Steep Q2 loss for Jet Airways

29 Oct 2008

Jet Airways reported a Rs355.927 ($71.5 million) loss in its fiscal second quarter, ended 30 September, reversed from a Rs28.3 crore ($5.68 million) profit in the year-ago period, in the face of worsening industry conditions. "The impact of the global meltdown and the resultant slowdown in traffic has been felt by airlines across the world and India has been no exception to this," Jet said.

Jet, which is India's largest private full service carrier by number of passengers carried, clarified that the September quarter "is historically the weakest quarter of the year in terms of demand".

It said Q2 revenue was up 44.6% year-over-year to Rs3,258 crore ($654.47 million) even as passenger numbers rose 7.6% to 2.8 million.

Pre-tax loss was Rs579 crore ($116.31 million) compared to a Rs42.5 crore ($ 8.53 million) profit for the same period last year.

The company's low-cost subsidiary JetLite posted a net loss of Rs273 crore ($54.84 million), significantly higher than a loss of Rs86.27 crore ($17.33 million) in the year-ago period.

Load factor was down 6.8 per cent, to 61.2% .
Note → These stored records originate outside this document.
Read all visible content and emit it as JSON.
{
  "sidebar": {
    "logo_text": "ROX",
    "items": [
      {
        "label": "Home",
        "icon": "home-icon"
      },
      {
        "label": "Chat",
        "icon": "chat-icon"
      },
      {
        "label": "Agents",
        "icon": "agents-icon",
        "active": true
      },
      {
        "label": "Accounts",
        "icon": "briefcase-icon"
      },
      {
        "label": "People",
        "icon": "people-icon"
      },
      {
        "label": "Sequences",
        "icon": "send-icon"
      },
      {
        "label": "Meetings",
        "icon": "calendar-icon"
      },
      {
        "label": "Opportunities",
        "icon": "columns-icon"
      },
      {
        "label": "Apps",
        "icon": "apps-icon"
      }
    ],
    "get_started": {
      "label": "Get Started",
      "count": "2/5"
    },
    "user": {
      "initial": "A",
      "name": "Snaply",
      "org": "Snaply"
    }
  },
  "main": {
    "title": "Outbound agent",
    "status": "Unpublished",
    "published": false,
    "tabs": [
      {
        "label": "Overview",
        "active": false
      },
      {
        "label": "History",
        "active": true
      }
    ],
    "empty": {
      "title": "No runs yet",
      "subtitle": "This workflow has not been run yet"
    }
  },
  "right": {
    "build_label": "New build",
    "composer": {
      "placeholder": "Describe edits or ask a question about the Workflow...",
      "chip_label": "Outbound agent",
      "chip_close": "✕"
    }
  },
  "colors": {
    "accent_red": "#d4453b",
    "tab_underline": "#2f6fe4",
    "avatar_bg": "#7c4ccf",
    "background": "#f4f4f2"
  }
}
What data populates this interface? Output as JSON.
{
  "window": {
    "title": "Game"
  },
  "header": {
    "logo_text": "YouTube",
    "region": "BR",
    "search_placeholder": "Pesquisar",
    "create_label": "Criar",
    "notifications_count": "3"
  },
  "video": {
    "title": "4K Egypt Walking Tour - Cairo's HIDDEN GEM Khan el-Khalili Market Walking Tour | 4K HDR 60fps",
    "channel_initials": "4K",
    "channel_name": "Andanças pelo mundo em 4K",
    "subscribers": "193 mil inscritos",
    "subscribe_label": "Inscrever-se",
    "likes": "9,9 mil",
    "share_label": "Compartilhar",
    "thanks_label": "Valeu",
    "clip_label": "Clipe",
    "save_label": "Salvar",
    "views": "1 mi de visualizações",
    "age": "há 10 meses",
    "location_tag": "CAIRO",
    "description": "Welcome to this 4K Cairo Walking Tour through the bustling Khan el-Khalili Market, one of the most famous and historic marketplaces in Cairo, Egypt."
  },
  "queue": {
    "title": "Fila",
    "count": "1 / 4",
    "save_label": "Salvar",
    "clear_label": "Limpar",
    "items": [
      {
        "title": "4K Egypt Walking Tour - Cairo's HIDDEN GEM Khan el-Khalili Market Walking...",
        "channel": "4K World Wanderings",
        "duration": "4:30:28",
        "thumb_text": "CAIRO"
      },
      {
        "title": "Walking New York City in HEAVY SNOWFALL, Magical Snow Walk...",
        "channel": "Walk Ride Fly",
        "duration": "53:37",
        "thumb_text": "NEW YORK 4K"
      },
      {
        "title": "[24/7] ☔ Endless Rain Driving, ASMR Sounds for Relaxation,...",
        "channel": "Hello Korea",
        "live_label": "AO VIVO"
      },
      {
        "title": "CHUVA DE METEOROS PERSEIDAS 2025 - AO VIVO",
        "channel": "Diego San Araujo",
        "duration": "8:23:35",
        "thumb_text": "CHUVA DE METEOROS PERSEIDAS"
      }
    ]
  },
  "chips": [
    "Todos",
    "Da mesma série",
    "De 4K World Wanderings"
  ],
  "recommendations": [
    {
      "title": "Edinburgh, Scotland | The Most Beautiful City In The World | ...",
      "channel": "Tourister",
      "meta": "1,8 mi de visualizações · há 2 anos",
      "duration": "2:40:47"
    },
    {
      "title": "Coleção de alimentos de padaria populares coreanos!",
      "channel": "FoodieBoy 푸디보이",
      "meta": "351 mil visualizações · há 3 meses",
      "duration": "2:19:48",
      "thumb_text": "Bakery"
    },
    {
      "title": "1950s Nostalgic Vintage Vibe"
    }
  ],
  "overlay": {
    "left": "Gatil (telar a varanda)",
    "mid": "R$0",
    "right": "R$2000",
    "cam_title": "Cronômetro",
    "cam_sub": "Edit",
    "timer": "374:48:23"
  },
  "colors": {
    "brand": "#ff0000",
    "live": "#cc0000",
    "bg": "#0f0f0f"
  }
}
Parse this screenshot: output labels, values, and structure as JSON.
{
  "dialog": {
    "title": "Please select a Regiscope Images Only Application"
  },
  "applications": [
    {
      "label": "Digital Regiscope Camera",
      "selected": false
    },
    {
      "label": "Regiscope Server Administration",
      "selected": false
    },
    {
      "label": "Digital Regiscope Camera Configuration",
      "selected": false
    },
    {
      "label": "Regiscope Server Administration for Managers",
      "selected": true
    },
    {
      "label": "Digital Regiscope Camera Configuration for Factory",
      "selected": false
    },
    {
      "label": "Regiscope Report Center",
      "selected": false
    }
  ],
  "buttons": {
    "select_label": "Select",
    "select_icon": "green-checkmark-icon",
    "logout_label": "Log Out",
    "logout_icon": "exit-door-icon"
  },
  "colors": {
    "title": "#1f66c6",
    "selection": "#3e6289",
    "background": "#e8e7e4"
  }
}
Jet's half-year loss of Rs241 crore ($48.41 million) compares to a Rs59.2 crore ($11.89 million) profit for the same period a year ago.
 
It said revenue was up 45.3% to Rs6,158 crore ($1.23 billion) .

Both airlines are now part of a combined operations that includes code-sharing and reservations systems. Jet Lite had shed 1,000 employees last month and company officials have expressed confidence that they will be able to turn around the subsidiary's operations in a few months.

Jet said that it would postpone all aircraft deliveries "by at least a year" and will also retire four 737s from the fleet. It clarified that it had not canceled any orders. It said capacity additions would "largely" be on regional routes operated with ATR 72-500s.

Jet said long-haul operations "will take another 1-2 quarters to stabilize" as a result of the global economic slowdown. "We are eliminating our highest loss-making routes from the international network and have right-sized our capacities on the North American routes," a company statement said.

It said it was halting operations on the Mumbai-Shanghai-San Francisco and Amritsar-London Heathrow routes by February next year. These two routes accounted for nearly half its international losses during the quarter.

The carrier also said it would lease out four surplus wide-bodies for the "medium term."